The rain clouds in the distance look threatening, and it’s not too long before I reach them and they break. It’s pretty nice. It rains and rains and I wind my way up to 9000 feet. With every minute I’m leaving the heat behind and seeing more and more pine trees. Suddenly I’m high up, and surrounded by trees and green stuff. The air is cool and smells of pine. I’m not entirely sure where I’m going, but I know the name and I should pass a sign at some point. There are hardly any cars on the road.

Every building I pass is made of logs. It’s how I imagine Canada, not Arizona. I roll into Tal-Wi-Wi lodge just before 6. Perfect. They have a room, log, of course, and I am so excited about it.
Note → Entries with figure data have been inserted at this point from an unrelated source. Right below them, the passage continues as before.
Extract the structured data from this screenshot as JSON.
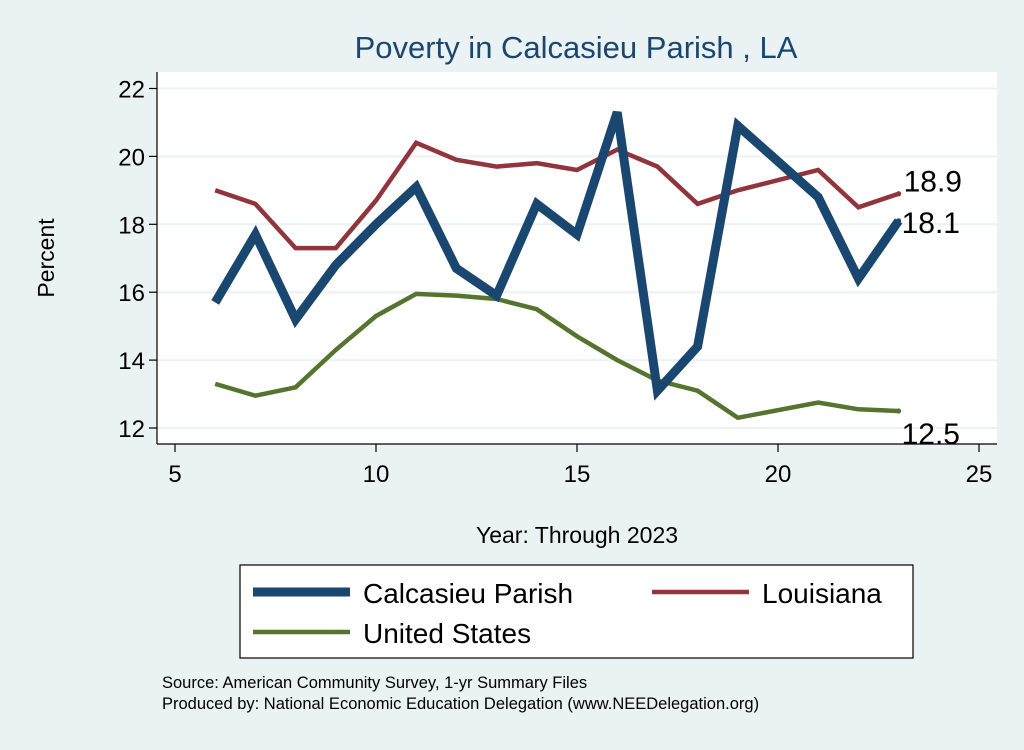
{
  "chart_data": {
    "type": "line",
    "title": "Poverty in Calcasieu Parish , LA",
    "xlabel": "Year: Through 2023",
    "ylabel": "Percent",
    "xlim": [
      5,
      25
    ],
    "ylim": [
      11.5,
      22.5
    ],
    "x_ticks": [
      5,
      10,
      15,
      20,
      25
    ],
    "y_ticks": [
      12,
      14,
      16,
      18,
      20,
      22
    ],
    "grid": true,
    "legend_position": "bottom",
    "series": [
      {
        "name": "Calcasieu Parish",
        "color": "#1a476f",
        "weight": "thick",
        "x": [
          6,
          7,
          8,
          9,
          10,
          11,
          12,
          13,
          14,
          15,
          16,
          17,
          18,
          19,
          21,
          22,
          23
        ],
        "values": [
          15.7,
          17.7,
          15.2,
          16.8,
          18.0,
          19.1,
          16.7,
          15.9,
          18.6,
          17.7,
          21.3,
          13.1,
          14.4,
          20.9,
          18.8,
          16.4,
          18.1
        ],
        "end_label": "18.1"
      },
      {
        "name": "Louisiana",
        "color": "#90353b",
        "weight": "medium",
        "x": [
          6,
          7,
          8,
          9,
          10,
          11,
          12,
          13,
          14,
          15,
          16,
          17,
          18,
          19,
          21,
          22,
          23
        ],
        "values": [
          19.0,
          18.6,
          17.3,
          17.3,
          18.7,
          20.4,
          19.9,
          19.7,
          19.8,
          19.6,
          20.2,
          19.7,
          18.6,
          19.0,
          19.6,
          18.5,
          18.9
        ],
        "end_label": "18.9"
      },
      {
        "name": "United States",
        "color": "#55752f",
        "weight": "medium",
        "x": [
          6,
          7,
          8,
          9,
          10,
          11,
          12,
          13,
          14,
          15,
          16,
          17,
          18,
          19,
          21,
          22,
          23
        ],
        "values": [
          13.3,
          12.95,
          13.2,
          14.3,
          15.3,
          15.95,
          15.9,
          15.8,
          15.5,
          14.7,
          14.0,
          13.4,
          13.1,
          12.3,
          12.75,
          12.55,
          12.5
        ],
        "end_label": "12.5"
      }
    ],
    "notes": [
      "Source: American Community Survey, 1-yr Summary Files",
      "Produced by: National Economic Education Delegation (www.NEEDelegation.org)"
    ]
  }
}
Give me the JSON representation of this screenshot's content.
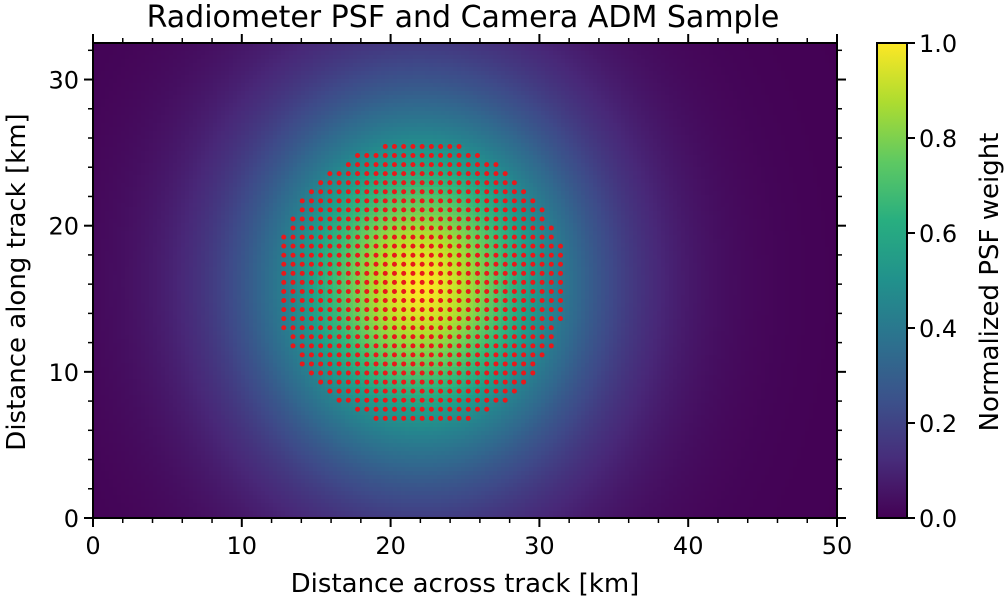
{
  "chart_data": {
    "type": "heatmap",
    "title": "Radiometer PSF and Camera ADM Sample",
    "xlabel": "Distance across track [km]",
    "ylabel": "Distance along track [km]",
    "xlim": [
      0,
      50
    ],
    "ylim": [
      0,
      32.5
    ],
    "xticks": [
      "0",
      "10",
      "20",
      "30",
      "40",
      "50"
    ],
    "yticks": [
      "0",
      "10",
      "20",
      "30"
    ],
    "colormap": "viridis",
    "heatmap": {
      "description": "Normalized radiometer point spread function weight over the footprint",
      "peak_center": [
        22,
        16
      ],
      "peak_value": 1.0,
      "edge_value": 0.0
    },
    "colorbar": {
      "label": "Normalized PSF weight",
      "range": [
        0,
        1
      ],
      "ticks": [
        "0.0",
        "0.2",
        "0.4",
        "0.6",
        "0.8",
        "1.0"
      ]
    },
    "sample_points": {
      "color": "#e8191b",
      "shape": "circle",
      "center": [
        22,
        16
      ],
      "radius_km": 9.8,
      "spacing_x_km": 0.62,
      "spacing_y_km": 0.62
    }
  }
}
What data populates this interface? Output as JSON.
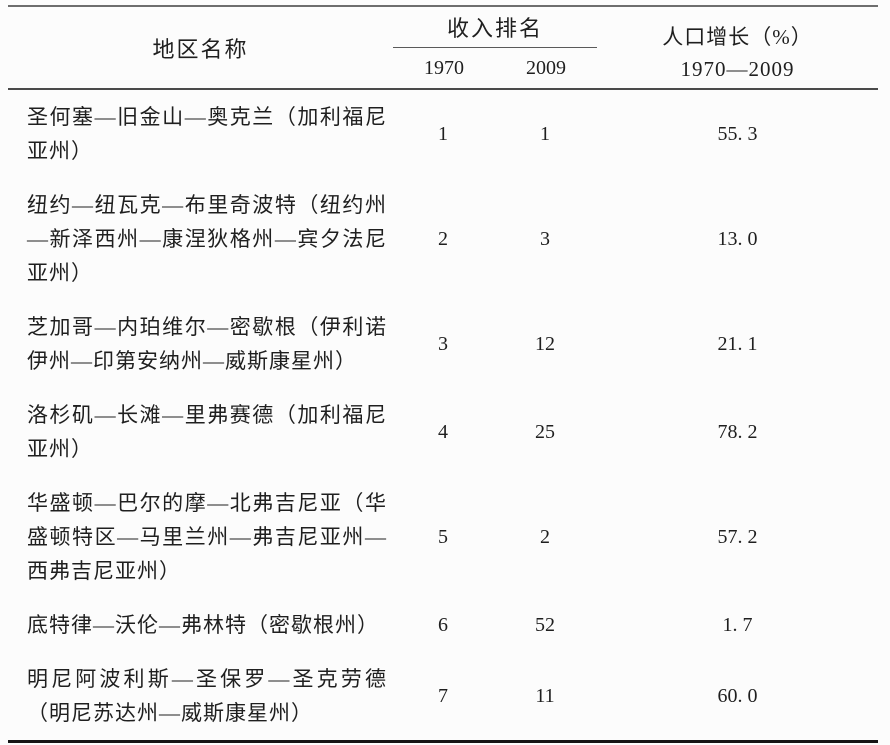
{
  "document": {
    "background_color": "#fcfcfc",
    "text_color": "#1f1f1f",
    "rule_colors": {
      "top": "#6e6e6e",
      "middle": "#4a4a4a",
      "bottom": "#161616"
    }
  },
  "table": {
    "header": {
      "region_label": "地区名称",
      "income_rank_label": "收入排名",
      "col_1970": "1970",
      "col_2009": "2009",
      "growth_label_line1": "人口增长（%）",
      "growth_label_line2": "1970—2009"
    },
    "rows": [
      {
        "region": "圣何塞—旧金山—奥克兰（加利福尼亚州）",
        "rank_1970": "1",
        "rank_2009": "1",
        "growth": "55. 3"
      },
      {
        "region": "纽约—纽瓦克—布里奇波特（纽约州—新泽西州—康涅狄格州—宾夕法尼亚州）",
        "rank_1970": "2",
        "rank_2009": "3",
        "growth": "13. 0"
      },
      {
        "region": "芝加哥—内珀维尔—密歇根（伊利诺伊州—印第安纳州—威斯康星州）",
        "rank_1970": "3",
        "rank_2009": "12",
        "growth": "21. 1"
      },
      {
        "region": "洛杉矶—长滩—里弗赛德（加利福尼亚州）",
        "rank_1970": "4",
        "rank_2009": "25",
        "growth": "78. 2"
      },
      {
        "region": "华盛顿—巴尔的摩—北弗吉尼亚（华盛顿特区—马里兰州—弗吉尼亚州—西弗吉尼亚州）",
        "rank_1970": "5",
        "rank_2009": "2",
        "growth": "57. 2"
      },
      {
        "region": "底特律—沃伦—弗林特（密歇根州）",
        "rank_1970": "6",
        "rank_2009": "52",
        "growth": "1. 7"
      },
      {
        "region": "明尼阿波利斯—圣保罗—圣克劳德（明尼苏达州—威斯康星州）",
        "rank_1970": "7",
        "rank_2009": "11",
        "growth": "60. 0"
      }
    ]
  }
}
It’s very, very quiet and there are deer in the field opposite me.

I sit outside on my balcony, and look at the view. It’s pretty chilly so I put on jeans and head to the saloon for some dinner. I meet one of the owners who is Welsh, of all things. We talk about Alpine and how she thinks it’s the most beautiful place in Arizona. It’s probably one of them.

I eat my dinner and read a paper that has stories about the history of Phoenix and an Oglala Sioux warrior called Red Cloud. On the way back to my room I use the paper as shelter from the rain that has started again.

Back in my room I’m already looking forward to seeing the outside in the daylight – hopefully without rain but I won’t be too bothered if it is wet. It’s a change.

No AC tonight. Nothing but peace and quiet. Tomorrow I head towards White Sands, New Mexico. Last time I was there I saw a Stealth Bomber fly over. I’m crossing my fingers I’ll see the same thing again.